3. First Time Seizure
Whenever a dog experiences a seizure for the first time, it is crucial to have them evaluated by a veterinarian. Some dogs may have a single seizure and never experience another, while others may continue to have recurrent seizures throughout their lifetime. The term “epilepsy” is used to describe this recurring seizure activity.
When in doubt, it’s always best to err on the side of caution and contact your veterinarian. They can guide you based on your dog’s specific situation and symptoms.

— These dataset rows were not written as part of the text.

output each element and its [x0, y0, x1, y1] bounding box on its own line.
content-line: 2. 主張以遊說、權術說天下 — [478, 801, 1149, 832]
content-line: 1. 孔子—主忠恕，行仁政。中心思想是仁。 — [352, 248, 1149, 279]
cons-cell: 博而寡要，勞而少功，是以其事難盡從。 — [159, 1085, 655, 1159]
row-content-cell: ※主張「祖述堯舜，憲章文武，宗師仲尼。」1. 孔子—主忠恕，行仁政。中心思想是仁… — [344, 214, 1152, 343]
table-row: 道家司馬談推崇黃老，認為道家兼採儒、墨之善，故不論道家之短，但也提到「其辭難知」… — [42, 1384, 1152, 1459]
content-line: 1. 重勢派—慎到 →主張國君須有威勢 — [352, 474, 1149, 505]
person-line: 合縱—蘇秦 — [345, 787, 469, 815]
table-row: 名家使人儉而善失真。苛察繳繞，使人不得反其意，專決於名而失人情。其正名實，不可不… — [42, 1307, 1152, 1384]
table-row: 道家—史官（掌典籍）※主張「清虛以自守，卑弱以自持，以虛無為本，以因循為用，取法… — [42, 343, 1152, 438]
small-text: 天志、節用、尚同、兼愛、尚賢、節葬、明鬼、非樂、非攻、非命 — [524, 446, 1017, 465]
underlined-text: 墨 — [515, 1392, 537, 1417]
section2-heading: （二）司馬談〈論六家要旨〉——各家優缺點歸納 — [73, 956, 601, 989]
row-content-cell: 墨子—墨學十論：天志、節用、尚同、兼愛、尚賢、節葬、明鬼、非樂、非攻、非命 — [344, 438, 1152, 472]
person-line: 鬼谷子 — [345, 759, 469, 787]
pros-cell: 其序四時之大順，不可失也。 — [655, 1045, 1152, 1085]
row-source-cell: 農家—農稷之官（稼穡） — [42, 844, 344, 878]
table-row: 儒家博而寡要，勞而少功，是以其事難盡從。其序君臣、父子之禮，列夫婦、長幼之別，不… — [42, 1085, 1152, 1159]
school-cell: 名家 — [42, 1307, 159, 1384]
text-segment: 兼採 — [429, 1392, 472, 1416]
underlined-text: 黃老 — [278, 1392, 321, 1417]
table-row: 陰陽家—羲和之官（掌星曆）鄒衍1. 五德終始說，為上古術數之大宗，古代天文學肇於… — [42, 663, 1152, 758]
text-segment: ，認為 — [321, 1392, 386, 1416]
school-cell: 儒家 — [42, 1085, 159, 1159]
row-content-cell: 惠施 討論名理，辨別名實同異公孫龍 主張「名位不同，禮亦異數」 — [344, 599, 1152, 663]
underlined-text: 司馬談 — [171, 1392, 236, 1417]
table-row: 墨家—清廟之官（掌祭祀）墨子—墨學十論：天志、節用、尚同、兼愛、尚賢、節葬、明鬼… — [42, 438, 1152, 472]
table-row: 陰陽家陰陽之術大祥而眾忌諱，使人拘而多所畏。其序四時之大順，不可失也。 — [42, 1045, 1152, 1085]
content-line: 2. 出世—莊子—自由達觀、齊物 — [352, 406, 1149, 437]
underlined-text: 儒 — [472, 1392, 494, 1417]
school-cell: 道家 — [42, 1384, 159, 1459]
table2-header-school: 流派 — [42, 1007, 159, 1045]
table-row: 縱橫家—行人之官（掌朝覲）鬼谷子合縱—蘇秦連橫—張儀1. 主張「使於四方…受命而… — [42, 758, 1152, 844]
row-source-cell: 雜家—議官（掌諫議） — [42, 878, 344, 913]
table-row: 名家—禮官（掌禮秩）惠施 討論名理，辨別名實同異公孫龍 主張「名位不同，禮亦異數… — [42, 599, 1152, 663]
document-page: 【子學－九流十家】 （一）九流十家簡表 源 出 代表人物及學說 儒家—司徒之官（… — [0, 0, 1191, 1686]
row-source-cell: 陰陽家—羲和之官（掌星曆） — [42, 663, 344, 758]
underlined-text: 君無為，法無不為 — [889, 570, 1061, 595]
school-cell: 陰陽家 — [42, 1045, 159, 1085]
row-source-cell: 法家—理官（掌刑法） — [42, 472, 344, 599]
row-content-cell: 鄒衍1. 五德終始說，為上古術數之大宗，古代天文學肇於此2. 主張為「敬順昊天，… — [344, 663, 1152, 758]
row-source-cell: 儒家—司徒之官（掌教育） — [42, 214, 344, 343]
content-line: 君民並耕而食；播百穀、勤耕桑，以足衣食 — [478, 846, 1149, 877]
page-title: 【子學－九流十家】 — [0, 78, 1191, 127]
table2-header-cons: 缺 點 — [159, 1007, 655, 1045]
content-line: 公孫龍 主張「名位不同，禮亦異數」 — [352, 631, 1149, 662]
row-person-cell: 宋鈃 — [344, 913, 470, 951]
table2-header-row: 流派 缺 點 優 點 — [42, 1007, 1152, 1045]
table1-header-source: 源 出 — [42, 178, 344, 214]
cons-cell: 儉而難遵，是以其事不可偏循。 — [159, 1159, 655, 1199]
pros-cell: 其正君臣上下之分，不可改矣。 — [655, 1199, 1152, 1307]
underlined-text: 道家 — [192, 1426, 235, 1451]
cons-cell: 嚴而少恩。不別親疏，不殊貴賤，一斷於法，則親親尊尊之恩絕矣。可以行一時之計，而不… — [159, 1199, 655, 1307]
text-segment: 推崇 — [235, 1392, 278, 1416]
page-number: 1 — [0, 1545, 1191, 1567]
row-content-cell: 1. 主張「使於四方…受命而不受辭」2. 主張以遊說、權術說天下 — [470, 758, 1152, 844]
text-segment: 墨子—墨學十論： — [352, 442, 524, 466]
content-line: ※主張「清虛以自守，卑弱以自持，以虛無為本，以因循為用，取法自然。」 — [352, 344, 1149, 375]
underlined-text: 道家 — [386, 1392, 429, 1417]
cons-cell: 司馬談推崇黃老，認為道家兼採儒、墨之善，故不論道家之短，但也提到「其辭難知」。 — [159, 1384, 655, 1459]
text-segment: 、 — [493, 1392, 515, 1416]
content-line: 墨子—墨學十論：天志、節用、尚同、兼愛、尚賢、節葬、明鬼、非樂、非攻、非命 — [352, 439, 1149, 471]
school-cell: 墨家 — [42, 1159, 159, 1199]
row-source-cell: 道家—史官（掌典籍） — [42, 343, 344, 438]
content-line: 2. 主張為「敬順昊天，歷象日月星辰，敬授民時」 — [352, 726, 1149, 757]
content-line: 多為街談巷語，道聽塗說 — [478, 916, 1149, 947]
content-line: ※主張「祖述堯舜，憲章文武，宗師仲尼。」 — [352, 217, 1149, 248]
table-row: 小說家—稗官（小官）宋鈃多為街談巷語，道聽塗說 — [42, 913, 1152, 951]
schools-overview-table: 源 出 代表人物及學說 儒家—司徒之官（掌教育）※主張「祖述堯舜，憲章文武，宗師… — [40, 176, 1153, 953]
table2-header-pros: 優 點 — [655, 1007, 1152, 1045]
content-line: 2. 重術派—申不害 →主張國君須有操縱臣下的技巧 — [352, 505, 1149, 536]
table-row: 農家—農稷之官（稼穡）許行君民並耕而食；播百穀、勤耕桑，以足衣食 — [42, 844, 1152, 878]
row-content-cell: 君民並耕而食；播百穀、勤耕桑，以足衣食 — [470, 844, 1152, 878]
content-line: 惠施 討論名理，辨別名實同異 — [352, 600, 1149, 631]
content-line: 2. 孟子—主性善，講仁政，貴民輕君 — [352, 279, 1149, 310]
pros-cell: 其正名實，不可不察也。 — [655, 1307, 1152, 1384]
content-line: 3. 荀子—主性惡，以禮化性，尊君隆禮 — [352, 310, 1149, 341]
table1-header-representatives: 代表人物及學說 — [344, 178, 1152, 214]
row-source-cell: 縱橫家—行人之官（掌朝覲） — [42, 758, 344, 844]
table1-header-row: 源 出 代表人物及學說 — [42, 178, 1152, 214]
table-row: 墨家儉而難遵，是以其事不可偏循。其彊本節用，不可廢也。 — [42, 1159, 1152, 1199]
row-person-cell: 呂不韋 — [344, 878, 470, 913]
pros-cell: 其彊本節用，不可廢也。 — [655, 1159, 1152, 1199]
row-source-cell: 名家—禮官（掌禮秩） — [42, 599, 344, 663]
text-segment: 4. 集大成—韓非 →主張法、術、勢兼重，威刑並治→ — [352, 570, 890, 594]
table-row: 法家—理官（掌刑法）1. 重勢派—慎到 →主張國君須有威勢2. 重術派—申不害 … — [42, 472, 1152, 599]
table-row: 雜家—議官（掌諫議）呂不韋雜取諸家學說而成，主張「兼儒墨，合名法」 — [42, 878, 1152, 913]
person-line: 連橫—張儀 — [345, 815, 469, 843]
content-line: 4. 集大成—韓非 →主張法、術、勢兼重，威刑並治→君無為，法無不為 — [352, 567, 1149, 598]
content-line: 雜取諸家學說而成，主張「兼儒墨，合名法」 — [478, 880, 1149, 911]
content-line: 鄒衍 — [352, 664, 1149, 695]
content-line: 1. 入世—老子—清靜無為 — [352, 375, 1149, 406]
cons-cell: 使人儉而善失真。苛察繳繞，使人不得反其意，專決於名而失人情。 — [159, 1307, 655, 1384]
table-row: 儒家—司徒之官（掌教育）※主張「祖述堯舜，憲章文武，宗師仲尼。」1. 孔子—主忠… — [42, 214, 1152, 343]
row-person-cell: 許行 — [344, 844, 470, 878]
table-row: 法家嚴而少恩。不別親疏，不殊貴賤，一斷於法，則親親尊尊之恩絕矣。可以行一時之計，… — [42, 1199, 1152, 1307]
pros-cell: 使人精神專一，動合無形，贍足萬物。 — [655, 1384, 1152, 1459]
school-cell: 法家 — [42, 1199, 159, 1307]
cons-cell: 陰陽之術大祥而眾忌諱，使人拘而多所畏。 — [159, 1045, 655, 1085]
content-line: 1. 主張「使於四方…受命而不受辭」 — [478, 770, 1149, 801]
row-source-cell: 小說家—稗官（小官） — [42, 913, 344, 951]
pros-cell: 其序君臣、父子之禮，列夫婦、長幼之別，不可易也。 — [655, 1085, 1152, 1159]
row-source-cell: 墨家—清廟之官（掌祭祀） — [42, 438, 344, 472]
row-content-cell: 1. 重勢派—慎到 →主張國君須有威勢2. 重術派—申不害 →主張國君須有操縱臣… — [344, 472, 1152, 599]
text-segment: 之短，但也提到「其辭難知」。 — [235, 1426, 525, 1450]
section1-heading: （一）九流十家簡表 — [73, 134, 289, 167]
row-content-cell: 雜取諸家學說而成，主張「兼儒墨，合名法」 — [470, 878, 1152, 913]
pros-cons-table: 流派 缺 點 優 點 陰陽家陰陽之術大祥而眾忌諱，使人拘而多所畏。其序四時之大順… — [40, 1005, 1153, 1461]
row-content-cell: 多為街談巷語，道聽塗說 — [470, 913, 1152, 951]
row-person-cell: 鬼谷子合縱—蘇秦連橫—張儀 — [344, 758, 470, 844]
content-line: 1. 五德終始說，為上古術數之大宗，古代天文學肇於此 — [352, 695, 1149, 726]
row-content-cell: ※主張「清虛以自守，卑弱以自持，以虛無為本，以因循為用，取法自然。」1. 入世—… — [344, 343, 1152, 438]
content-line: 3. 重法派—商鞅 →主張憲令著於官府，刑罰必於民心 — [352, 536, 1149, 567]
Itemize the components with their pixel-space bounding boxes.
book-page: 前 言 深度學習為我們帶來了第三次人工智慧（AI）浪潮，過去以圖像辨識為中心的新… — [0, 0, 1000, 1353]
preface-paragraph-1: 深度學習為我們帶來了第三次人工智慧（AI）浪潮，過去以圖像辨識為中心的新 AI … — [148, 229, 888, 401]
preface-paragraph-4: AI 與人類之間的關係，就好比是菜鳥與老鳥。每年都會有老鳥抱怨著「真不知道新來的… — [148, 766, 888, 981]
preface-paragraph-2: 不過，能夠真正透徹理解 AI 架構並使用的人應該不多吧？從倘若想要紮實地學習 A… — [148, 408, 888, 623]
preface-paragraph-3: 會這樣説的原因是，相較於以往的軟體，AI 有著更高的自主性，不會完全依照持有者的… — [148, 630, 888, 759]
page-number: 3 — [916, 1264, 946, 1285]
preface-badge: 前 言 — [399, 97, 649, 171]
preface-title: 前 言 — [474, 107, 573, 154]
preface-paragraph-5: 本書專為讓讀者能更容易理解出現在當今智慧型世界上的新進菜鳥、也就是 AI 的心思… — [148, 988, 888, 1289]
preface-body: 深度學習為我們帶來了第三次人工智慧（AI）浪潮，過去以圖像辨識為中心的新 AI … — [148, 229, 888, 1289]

Considerations for Euthanasia
In some unfortunate cases, seizures cannot be effectively managed with medications, leaving dog parents with difficult decisions to make. When seizures persist despite treatment or when a dog is in status epilepticus and the damage to their body is irreparable, euthanasia may be considered the most compassionate choice.
Underlying causes, such as organ failure or cancer, can significantly impact a dog’s quality of life. Making the decision to euthanize a beloved companion is never easy, but it may be the kindest option when suffering becomes too great.
If you find yourself facing this agonizing decision, know that you are not alone. Resources are available to guide you through this challenging process. It’s important to consult your veterinarian, who can provide support and help you assess your dog’s quality of life.
Three Key Takeaways
To recap, here are three essential points to remember about seizures in older dogs:
Stay Calm: Seizures can be frightening for both you and your dog. Keep a cool head and take measures to ensure your dog’s safety without putting yourself at risk.
Document and Share: Record as many details as possible about your dog’s seizures, including videos and seizure journals. This information will be invaluable for your veterinarian in diagnosing and treating your dog.
Open Communication: Your veterinarian is your ally in managing your dog’s seizures. Maintain open lines of communication, share your concerns, and don’t hesitate to reach out for advice or assistance.
With the knowledge gained from this article, you can approach old dog seizures with greater confidence and provide the support your furry friend needs.